ANNAPOLIS, Md. (AP) - The state of Maryland on Thursday announced a $2.2 million settlement in its suit against the owners of Neiswanger Management Services, a nursing home company that routinely discharged patients when their Medicare coverage ran out and they had no income for further care.
Capital News Service ran a series in September 2016, called “Discharging Trouble ,” that shared the stories of several patients who, at the end of their coverage, had been left at the doorstep of unlicensed assisted living homes where they alleged they were assaulted and robbed.
Following the series, the Maryland Attorney General’s office filed suit against the company, which ran five nursing homes in the state, but accounted for about 67 percent of the state’s involuntary patient-discharges between January 2015 and May 2016, according to a complaint filed as part of the lawsuit.
There were 225 other nursing homes in the state at the time, according to the document.
“Each year, NMS unlawfully evicts from its nursing facilities hundreds of frail, infirm, mentally ill, and physically and intellectually disabled people,” Attorney General Brian Frosh wrote in the complaint.
Frosh then argued that by discharging patients in “unfair or unsafe” ways, the company directly violated provisions of receiving Medicaid, which prohibits nursing homes from taking payments for some patients while improperly discharging others.
The state asked the court to charge the company $10,000 per Medicaid claim it filed in the 16-month period.
Neiswanger filed a countersuit in March 2018, alleging the company was being unfairly targeted by state officials, Capital News Service reported .
Frosh said this would be dismissed as a term of the settlement.
In a statement Friday, Ian Prior, a spokesman for Neiswanger Management Services wrote, “The State of Maryland has agreed to walk away from its supposed blockbuster of a lawsuit against NMS, throwing in the towel for a tiny fraction of what it originally demanded. . What the State really gets is this: NMS will drop its retaliation lawsuit against top State officials, sparing them from the embarrassment of a trial.”

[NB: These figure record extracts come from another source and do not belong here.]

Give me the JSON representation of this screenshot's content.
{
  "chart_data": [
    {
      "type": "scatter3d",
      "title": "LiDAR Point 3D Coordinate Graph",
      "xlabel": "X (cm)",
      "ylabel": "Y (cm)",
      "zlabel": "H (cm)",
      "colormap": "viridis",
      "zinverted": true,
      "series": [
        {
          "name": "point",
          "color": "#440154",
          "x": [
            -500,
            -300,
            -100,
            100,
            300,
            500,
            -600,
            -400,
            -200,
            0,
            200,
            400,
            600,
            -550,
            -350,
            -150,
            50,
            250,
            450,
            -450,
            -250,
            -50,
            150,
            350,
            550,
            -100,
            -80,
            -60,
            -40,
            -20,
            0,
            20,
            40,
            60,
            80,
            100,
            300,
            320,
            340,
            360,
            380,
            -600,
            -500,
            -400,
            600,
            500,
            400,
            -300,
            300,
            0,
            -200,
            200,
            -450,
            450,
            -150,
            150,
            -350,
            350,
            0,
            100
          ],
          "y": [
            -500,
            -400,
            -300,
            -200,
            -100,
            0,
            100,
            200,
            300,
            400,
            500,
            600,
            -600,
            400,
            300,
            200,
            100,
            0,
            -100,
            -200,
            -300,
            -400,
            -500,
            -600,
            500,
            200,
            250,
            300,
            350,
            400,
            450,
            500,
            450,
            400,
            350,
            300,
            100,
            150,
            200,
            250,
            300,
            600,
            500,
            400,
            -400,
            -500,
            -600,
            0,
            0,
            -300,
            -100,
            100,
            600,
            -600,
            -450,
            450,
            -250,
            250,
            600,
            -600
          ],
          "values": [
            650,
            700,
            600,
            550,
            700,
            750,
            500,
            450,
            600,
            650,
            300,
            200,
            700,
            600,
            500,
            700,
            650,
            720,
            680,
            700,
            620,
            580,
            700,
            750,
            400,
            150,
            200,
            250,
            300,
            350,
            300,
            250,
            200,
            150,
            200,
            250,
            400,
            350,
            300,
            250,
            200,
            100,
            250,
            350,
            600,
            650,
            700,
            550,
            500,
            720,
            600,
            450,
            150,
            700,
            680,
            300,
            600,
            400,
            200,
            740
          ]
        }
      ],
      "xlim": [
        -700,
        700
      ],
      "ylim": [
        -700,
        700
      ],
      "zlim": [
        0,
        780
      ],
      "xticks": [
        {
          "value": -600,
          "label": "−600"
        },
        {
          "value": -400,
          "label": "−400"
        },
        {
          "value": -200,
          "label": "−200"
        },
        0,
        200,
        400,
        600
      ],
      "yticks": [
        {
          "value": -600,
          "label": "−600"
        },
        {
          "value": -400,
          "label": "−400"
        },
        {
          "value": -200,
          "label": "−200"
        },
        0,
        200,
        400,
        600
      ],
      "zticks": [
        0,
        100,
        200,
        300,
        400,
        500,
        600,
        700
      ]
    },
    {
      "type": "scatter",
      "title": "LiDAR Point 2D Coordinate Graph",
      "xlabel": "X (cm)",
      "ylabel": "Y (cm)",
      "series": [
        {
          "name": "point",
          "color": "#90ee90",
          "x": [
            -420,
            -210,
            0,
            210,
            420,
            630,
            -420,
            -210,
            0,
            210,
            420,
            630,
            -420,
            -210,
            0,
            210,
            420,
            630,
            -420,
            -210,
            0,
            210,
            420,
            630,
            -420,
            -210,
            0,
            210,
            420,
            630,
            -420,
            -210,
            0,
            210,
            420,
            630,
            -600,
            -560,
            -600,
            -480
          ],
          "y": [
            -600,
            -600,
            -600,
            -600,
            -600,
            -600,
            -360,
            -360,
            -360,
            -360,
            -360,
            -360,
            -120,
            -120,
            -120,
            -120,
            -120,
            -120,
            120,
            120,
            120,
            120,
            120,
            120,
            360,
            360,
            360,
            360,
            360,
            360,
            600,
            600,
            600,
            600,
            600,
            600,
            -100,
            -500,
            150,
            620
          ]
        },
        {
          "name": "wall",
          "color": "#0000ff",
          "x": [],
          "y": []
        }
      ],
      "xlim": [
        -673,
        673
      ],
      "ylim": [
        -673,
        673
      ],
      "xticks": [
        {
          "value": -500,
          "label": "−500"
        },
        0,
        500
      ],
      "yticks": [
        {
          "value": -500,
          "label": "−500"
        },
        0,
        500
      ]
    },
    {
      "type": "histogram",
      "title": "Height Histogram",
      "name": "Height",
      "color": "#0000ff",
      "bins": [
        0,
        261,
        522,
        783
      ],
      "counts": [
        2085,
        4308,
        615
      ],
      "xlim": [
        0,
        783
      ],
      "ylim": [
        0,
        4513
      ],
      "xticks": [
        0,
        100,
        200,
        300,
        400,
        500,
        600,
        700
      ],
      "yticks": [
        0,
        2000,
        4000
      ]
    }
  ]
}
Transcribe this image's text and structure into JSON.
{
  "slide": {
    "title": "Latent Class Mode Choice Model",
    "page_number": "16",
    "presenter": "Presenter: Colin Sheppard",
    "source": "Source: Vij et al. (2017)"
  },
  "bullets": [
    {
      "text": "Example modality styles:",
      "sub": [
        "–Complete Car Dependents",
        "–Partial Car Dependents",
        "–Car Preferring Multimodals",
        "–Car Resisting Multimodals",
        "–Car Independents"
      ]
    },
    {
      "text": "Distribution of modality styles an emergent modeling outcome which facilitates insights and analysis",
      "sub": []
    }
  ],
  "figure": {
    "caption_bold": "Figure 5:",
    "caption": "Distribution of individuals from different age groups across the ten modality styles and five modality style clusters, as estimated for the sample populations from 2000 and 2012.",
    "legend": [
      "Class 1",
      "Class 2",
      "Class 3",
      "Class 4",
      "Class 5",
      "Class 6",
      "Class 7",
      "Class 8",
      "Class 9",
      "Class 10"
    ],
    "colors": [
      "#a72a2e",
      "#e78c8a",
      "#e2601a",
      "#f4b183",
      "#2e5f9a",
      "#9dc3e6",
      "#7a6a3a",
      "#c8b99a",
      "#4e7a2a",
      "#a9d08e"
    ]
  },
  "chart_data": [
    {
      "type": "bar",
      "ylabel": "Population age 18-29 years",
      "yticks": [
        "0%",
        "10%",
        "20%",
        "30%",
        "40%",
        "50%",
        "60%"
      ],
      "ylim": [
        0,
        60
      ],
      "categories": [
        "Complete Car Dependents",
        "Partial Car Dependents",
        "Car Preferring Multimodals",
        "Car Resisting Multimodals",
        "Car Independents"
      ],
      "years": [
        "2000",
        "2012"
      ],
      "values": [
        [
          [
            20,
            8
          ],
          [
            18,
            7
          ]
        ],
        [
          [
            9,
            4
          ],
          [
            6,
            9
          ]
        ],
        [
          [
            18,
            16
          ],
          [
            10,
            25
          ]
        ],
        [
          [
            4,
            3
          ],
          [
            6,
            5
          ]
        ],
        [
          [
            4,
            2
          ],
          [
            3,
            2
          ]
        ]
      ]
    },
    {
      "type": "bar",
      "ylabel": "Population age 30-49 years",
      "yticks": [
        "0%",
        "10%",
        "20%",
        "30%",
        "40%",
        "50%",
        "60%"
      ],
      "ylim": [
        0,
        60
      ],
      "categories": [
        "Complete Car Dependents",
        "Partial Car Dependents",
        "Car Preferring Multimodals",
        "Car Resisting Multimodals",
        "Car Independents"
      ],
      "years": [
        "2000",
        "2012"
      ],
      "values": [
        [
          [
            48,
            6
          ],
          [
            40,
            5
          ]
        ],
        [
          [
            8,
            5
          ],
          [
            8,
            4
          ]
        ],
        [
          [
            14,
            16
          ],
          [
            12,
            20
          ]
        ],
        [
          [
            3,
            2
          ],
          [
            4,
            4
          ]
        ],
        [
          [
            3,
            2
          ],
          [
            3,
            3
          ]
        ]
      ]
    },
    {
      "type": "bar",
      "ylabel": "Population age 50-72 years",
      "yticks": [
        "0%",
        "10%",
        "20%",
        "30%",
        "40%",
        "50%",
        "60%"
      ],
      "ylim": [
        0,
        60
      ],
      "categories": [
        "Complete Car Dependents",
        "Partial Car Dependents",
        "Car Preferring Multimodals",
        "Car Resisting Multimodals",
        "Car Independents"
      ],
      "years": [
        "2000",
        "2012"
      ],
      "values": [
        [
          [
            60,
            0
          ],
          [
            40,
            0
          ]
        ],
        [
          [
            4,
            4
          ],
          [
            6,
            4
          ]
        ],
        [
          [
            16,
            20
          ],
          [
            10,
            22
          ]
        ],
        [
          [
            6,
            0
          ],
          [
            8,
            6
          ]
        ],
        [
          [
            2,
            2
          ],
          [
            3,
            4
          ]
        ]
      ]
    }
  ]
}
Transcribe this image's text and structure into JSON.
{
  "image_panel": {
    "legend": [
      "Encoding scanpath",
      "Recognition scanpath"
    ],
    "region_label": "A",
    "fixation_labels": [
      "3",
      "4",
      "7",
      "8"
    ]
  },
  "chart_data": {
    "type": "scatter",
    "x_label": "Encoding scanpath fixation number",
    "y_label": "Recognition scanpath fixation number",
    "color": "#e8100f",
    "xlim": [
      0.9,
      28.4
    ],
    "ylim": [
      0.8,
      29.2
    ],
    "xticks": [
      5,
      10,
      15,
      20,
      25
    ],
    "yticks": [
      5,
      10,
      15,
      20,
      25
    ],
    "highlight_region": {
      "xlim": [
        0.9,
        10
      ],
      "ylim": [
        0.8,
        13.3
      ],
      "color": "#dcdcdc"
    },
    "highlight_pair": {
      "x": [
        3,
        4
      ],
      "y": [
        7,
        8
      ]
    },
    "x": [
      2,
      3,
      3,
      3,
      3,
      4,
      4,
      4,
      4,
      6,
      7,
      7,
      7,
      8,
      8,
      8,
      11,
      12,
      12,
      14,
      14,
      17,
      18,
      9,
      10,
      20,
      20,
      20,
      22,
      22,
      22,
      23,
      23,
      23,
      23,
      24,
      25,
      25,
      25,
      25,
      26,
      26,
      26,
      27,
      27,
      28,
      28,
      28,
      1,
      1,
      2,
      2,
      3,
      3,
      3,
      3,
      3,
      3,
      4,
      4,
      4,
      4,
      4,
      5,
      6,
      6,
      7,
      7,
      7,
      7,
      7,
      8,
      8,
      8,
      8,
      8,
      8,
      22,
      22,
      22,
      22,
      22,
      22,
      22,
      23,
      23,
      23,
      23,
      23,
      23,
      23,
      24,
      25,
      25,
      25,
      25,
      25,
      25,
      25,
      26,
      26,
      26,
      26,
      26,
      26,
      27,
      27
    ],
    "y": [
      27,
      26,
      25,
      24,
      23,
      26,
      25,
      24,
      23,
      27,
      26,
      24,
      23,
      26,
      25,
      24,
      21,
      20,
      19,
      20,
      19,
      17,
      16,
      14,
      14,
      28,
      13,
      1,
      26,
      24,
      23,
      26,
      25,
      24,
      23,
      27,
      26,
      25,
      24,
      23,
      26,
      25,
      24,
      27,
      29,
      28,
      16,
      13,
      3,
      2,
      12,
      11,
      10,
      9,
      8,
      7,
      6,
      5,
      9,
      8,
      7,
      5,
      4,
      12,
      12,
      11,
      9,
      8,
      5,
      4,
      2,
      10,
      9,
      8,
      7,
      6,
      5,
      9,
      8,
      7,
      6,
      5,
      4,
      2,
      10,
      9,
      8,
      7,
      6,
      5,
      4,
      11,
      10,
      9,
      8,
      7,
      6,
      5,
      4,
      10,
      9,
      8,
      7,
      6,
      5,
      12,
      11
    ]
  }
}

Frosh spokeswoman Raquel Coombs said the settlement “sends an appropriate, additional message that this type of conduct is inhumane and unacceptable.”
“As a result of its egregious conduct, NMS is no longer in business in Maryland and is permanently prohibited from returning to business,” Coombs said, adding that “no additional frail, vulnerable patients will be harmed.”
“They were very bad actors; they were taking advantage of the most vulnerable in our state,” Frosh said in an interview with Capital News Service this week. “They were not providing a level of care that they should have provided.”
He said the company had already stopped offering nursing home care when they reached a settlement, but the state wanted to continue prosecuting the owners of Neiswanger Management Services.
“The point is, these guys were cheating the state, and they were endangering the lives of the people who were in their care, so they are no longer doing business as NMS,” Frosh said.